What you need to know about gynaecological cancers
We’re all conscious of breast cancer but The Eve Appeal, which funds research into gynaecological cancers, says that more than 80 per cent of women know little about the five types – cervical, ovarian, womb (endometrial), vaginal and vulval – partly because talking about the parts involved is embarrassing. ‘And that is preventing earlier diagnosis and fewer deaths,’ says Robert Marsh, chief executive of The Eve Appeal. Over 18,000 new cases of ‘gynae’ cancers are diagnosed every year in the UK. That’s 51 women each day, of which 21 will die, the majority from ovarian cancer (4,373). But worryingly, the incidence of womb cancer is increasing. It is now more common than ovarian cancer and deaths number 1,937, over twice the number for cervical cancer. (Vaginal and vulval cancers are very rare.)
The Eve Appeal says it’s vital to recognise the symptoms that you should discuss with your doctor. Often they won’t be an indicator of serious illness but it could save your life.
Signs and symptoms of ovarian cancer: pelvic or abdominal pain, increased abdominal size/persistent bloating (not bloating that comes and goes), feeling full without eating much, lack of appetite, needing to urinate more urgently or more often than usual. These are common symptoms but should be taken seriously if they are experienced frequently, are persistent and have started within the last 12 months.
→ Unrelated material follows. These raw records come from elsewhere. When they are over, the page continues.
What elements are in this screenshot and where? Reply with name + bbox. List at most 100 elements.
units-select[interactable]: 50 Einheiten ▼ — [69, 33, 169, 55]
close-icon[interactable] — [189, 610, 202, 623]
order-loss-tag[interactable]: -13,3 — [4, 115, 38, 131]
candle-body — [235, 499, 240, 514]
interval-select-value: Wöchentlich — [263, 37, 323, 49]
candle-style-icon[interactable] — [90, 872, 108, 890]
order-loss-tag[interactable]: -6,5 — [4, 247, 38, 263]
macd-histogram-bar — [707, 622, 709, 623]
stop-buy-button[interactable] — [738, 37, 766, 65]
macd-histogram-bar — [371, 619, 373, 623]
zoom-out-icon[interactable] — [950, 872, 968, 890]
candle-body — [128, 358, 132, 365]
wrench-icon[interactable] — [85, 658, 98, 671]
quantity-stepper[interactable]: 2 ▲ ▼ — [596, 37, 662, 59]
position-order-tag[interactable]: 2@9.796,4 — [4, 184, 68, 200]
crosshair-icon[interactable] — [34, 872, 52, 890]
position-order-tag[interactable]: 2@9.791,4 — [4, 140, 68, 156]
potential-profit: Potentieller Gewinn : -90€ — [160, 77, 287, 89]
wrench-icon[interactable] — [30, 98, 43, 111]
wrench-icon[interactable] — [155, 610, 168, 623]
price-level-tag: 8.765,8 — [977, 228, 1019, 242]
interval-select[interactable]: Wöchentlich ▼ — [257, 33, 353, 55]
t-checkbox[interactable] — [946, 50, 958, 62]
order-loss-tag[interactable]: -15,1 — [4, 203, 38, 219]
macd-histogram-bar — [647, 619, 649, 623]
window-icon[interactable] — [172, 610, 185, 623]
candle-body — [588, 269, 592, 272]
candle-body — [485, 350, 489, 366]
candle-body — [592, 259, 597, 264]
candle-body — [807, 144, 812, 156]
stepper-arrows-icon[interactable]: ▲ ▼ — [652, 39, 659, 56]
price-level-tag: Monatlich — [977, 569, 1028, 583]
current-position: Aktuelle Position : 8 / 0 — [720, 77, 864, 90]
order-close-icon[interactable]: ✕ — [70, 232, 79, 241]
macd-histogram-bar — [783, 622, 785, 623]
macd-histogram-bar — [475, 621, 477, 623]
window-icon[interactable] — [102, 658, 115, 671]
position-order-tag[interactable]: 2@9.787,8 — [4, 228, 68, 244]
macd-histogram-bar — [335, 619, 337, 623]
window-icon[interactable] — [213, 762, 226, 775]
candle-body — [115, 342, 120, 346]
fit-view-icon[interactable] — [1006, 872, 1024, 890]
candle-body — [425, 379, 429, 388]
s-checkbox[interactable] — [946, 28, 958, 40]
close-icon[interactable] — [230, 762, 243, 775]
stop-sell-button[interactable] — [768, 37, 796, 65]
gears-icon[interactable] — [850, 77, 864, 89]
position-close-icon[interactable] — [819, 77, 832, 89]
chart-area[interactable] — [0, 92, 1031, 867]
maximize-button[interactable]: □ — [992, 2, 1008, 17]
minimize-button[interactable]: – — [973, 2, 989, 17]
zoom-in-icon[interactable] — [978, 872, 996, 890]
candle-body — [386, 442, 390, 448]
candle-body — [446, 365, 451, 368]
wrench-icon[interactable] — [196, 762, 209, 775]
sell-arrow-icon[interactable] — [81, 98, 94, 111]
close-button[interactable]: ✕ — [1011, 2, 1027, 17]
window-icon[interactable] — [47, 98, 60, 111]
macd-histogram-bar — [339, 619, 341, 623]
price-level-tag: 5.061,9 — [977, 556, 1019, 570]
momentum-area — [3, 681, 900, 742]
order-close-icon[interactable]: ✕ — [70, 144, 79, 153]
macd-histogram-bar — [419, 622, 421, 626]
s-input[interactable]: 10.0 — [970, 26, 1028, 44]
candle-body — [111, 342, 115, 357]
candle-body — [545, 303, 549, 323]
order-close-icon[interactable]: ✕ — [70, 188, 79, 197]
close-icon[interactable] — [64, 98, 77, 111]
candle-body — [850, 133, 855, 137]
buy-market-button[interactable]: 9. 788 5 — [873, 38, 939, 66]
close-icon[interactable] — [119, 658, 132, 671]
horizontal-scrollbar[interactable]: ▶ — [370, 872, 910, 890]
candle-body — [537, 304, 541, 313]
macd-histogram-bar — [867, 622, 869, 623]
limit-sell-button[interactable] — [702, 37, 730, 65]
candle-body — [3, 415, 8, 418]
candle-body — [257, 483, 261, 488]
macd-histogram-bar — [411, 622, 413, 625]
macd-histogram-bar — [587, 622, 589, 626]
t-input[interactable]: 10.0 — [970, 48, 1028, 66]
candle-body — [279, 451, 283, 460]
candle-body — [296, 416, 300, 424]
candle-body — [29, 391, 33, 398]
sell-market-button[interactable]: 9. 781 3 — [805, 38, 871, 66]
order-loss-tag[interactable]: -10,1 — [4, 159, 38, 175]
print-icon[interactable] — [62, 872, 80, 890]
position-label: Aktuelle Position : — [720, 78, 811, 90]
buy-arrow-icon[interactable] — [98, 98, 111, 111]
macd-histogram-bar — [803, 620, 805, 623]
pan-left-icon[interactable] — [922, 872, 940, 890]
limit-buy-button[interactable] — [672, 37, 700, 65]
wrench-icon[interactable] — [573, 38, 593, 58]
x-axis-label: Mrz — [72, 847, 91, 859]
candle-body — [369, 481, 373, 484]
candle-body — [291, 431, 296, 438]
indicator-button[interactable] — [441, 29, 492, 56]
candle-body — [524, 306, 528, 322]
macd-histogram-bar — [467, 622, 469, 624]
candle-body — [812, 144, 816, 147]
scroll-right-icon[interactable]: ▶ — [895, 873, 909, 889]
Signs and symptoms of cervical cancer: any unusual bleeding from the vagina particularly after sex or after the menopause (when periods have stopped), persistent vaginal discharge that is blood-stained or smells unpleasant. Even if you have been for screening (a ‘smear’ test), do tell your doctor if you have any of these symptoms.
Signs and symptoms of womb cancer: this is almost always curable if caught at an early stage. Cervical screening is not targeted at detecting womb cancer. Key early indicators are vaginal bleeding between periods, or after the menopause. Generally, if you have any abnormal bleeding, tell your GP immediately.
September is Gynaecological Cancer Awareness Month. The Eve Appeal is launching its Funny Feet campaign to raise awareness and also funds for research.
SELF-HELP FOR SORE EYES
Here’s a fascinating tip that came to Jo Fairley’s and my Beauty Bible website (www.beautybible.com). Nicola writes: ‘I had [eye] problems recently and read that it was good to submerge your face in a basinful of warm water with a teaspoon of salt in it. You slowly blink, then gently exhale through your nose. My optician said it was great for reducing blockages on the rim of the eye [such as styes]. The bonus is I no longer need to use a toner as it removed all traces of make-up and cleanser.’
BLISTERS BE GONE!
I had to hobble into a nearby chemist and buy Compeed blister plasters recently, because new shoes and bare feet had resulted in very sore patches on my heel and toes. Now I carry supplies everywhere. Compeed Blister Mix (pack of five), around £5.25, available nationwide or buy here
THE TRUTH ABOUT… COCONUT WATER
- It’s not just a fad Sportspeople swear by this clear low-cal liquid, dubbing it ‘Nature’s Lucozade’. According to nutritionist Jenna Barclay, coconut water’s electrolyte composition – including potassium, magnesium and calcium – is almost identical to the plasma in our blood. It also contains antioxidants.
- Electrolytes are the salts and minerals that keep our systems alkaline An alkaline body is a healthy thriving one, as opposed to an acidic system, which is linked to all sorts of health problems (including osteoporosis and possibly cancer and heart disease), plus a feeling of constantly being under par.
- Acidity comes from many sources The food we eat (processed and packaged foods, an excess of red meat and cheese, fizzy drinks and caffeine), stress, pollution, second-hand smoke, chemicals in cosmetics and household products. These leach our electrolyte stores to neutralise the damage so we need to replace them.
- Coconut water is absorbed quickly, replenishing electrolyte levels and hydrating the body, plus the natural sugars give you an energy boost. Vita Coco Coconut Water is one of the most popular items on Jenna’s website (www.foodstolove.co.uk). Drink it chilled for palatability.
- Be sceptical about other health claims Research so far is scanty. And don’t forget that an alkaline diet is vital too.
WEBSITE OF THE WEEK: www.bhit.org
You wouldn’t dream of sending a child out on a horse without a properly fitted helmet, and I have never understood anyone who rides a bike without one. Most child cyclist injuries occur between May and September, so do visit this award-winning website from the Bicycle Helmet Initiative Trust for information on safe cycling, including Teachers’ Lesson Packs.